Des réactions immédiates des autorités et de l’Église
Face à l’ampleur du phénomène, les autorités et l’Église de scientologie ont réagi avec fermeté. Selon le Los Angeles Times, avocats, forces de l’ordre et plateformes de réseaux sociaux tentent de freiner cette tendance. Au moins une personne a déjà été poursuivie par l’Église pour un épisode chaotique survenu à Los Angeles, comme en témoignent des documents judiciaires consultés par le quotidien californien.
L’organisation a également accusé l’application Dare Market d’avoir incité au « speedrunning » dans l’un de ses centres à Hollywood. Cette plateforme, qui permet aux utilisateurs de se lancer des défis entre eux pour gagner de l’argent, a publié la veille d’une intrusion un défi offrant 1 000 dollars au vainqueur. « Dare Market déconseille à ses utilisateurs d’enfreindre la loi », a précisé Isla Rose Perfito, sa fondatrice, dans un communiqué.
Le défi en question promettait même une récompense à celui ou celle qui parviendrait à rester le plus longtemps dans les locaux avant d’être expulsé, avec cette consigne : « Répétez : ‘Dare Market m’a forcé à faire ça !’ » Une vidéo montre un participant s’exécutant après avoir été accueilli par un homme vêtu en Jésus à l’entrée du bâtiment de Hollywood le 25 avril 2026.

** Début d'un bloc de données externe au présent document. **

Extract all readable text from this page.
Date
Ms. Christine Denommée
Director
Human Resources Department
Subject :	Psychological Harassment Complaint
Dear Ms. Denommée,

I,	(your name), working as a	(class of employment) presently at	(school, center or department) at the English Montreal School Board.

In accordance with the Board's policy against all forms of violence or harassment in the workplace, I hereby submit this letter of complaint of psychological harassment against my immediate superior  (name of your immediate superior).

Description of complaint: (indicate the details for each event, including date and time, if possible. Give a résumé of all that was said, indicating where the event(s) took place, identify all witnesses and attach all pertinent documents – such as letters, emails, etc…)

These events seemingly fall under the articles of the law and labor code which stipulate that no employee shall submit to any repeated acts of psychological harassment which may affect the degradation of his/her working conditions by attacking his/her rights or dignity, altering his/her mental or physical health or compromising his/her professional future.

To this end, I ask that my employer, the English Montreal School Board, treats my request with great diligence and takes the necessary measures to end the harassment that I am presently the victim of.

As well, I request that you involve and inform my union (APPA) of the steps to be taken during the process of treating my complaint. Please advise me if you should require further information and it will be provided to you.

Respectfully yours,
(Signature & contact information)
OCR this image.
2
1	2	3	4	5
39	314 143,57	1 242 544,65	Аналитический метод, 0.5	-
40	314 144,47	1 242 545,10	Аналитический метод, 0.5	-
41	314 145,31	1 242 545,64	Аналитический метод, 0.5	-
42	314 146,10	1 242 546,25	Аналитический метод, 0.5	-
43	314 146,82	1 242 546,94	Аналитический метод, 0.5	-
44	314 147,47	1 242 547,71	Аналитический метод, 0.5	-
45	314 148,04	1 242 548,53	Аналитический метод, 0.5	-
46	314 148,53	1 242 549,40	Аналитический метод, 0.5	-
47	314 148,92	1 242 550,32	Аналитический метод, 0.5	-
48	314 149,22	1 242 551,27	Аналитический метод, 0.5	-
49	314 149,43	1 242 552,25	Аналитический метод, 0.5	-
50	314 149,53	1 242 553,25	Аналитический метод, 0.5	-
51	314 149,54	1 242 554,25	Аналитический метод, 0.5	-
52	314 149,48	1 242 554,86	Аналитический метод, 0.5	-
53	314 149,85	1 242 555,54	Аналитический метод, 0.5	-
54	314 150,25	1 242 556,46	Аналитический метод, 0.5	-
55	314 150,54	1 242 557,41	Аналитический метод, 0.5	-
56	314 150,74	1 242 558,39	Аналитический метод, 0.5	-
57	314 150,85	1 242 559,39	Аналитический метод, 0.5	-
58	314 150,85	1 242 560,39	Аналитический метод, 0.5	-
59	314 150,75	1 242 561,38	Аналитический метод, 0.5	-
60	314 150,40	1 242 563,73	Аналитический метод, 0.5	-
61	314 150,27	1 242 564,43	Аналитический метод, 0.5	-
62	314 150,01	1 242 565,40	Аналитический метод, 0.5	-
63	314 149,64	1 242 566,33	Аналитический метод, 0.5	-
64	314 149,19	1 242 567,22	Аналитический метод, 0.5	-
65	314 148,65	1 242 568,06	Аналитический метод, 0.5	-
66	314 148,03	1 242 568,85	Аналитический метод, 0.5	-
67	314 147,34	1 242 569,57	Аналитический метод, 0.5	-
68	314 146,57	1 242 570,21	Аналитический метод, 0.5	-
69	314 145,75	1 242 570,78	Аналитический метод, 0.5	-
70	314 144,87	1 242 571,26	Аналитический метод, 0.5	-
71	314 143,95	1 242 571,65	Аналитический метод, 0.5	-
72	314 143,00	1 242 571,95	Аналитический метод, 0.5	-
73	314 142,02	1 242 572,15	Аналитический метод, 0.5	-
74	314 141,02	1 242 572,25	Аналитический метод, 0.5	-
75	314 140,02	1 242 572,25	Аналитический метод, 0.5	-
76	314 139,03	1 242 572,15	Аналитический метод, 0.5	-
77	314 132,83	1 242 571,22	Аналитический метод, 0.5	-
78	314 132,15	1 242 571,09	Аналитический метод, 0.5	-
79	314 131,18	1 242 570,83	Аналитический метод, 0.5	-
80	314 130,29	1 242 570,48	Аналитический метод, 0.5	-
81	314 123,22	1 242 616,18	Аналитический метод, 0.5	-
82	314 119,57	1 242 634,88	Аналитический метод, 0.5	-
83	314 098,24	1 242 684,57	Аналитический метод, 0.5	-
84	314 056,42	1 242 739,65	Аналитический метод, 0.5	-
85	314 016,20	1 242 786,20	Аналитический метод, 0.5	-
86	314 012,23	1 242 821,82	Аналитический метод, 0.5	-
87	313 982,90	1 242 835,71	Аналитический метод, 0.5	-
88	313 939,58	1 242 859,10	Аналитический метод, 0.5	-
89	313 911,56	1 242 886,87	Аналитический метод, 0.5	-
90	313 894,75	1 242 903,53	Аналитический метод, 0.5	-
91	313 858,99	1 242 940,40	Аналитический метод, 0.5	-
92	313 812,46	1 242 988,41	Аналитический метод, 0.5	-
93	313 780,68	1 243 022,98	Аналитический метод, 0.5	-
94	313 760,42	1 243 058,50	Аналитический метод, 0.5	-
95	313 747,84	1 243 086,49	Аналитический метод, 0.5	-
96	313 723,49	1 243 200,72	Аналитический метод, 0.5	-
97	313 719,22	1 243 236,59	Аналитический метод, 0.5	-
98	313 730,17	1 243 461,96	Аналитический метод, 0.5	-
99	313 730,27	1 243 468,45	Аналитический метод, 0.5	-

Un débat sur l’efficacité de ces actions contre les dérives sectaires
Si certains y voient une forme de résistance citoyenne, d’autres s’interrogent sur l’efficacité réelle de ces incursions. En France, la Miviludes (Mission interministérielle de vigilance et de lutte contre les dérives sectaires) surveille de près l’Église de scientologie, classée comme secte depuis 1995. Aux États-Unis, où l’organisation est considérée comme une religion à part entière, la situation est différente, mais les tensions persistent.
Jenna Miscavige, nièce de l’actuel leader de l’Église, David Miscavige, et ancienne membre, défend cette pratique. « Ces internautes lambda qui trollent les scientologues et font le buzz sur TikTok sont les seuls à faire du tort au mouvement », a-t-elle déclaré au Los Angeles Times. « Ils le tournent en dérision pour empêcher de nouveaux individus de se faire piéger. »
Pour autant, les risques juridiques et physiques ne sont pas négligeables. En 2024, 16 crimes de haine ont été recensés contre l’Église de scientologie dans le comté de Los Angeles, la plaçant à la troisième position des groupes religieux les plus ciblés aux États-Unis, après les musulmans et les juifs. Ces chiffres soulèvent une question : ces incursions ne risquent-elles pas, à terme, d’alimenter la paranoïa de l’organisation plutôt que de la fragiliser ?
Reste à voir si cette tendance, née d’un simple défi en ligne, parviendra à s’essouffler d’elle-même ou si elle laissera place à d’autres formes de résistance, plus organisées ou plus radicales.
En France, l’Église de scientologie est classée comme secte par la Miviludes (Mission interministérielle de vigilance et de lutte contre les dérives sectaires) depuis 1995. Cette qualification repose sur plusieurs critères, notamment des méthodes de recrutement jugées trompeuses, des pressions psychologiques sur les membres, et des dérives financières. L’organisation est également connue pour ses procédures judiciaires répétées contre ses détracteurs.
Au moins une personne a déjà été poursuivie par l’Église de scientologie aux États-Unis pour intrusion illégale. Les risques encourus incluent des poursuites pour violation de propriété privée, avec des amendes ou des peines de prison possibles. Les plateformes comme Dare Market ou TikTok peuvent également bannir les comptes des participants.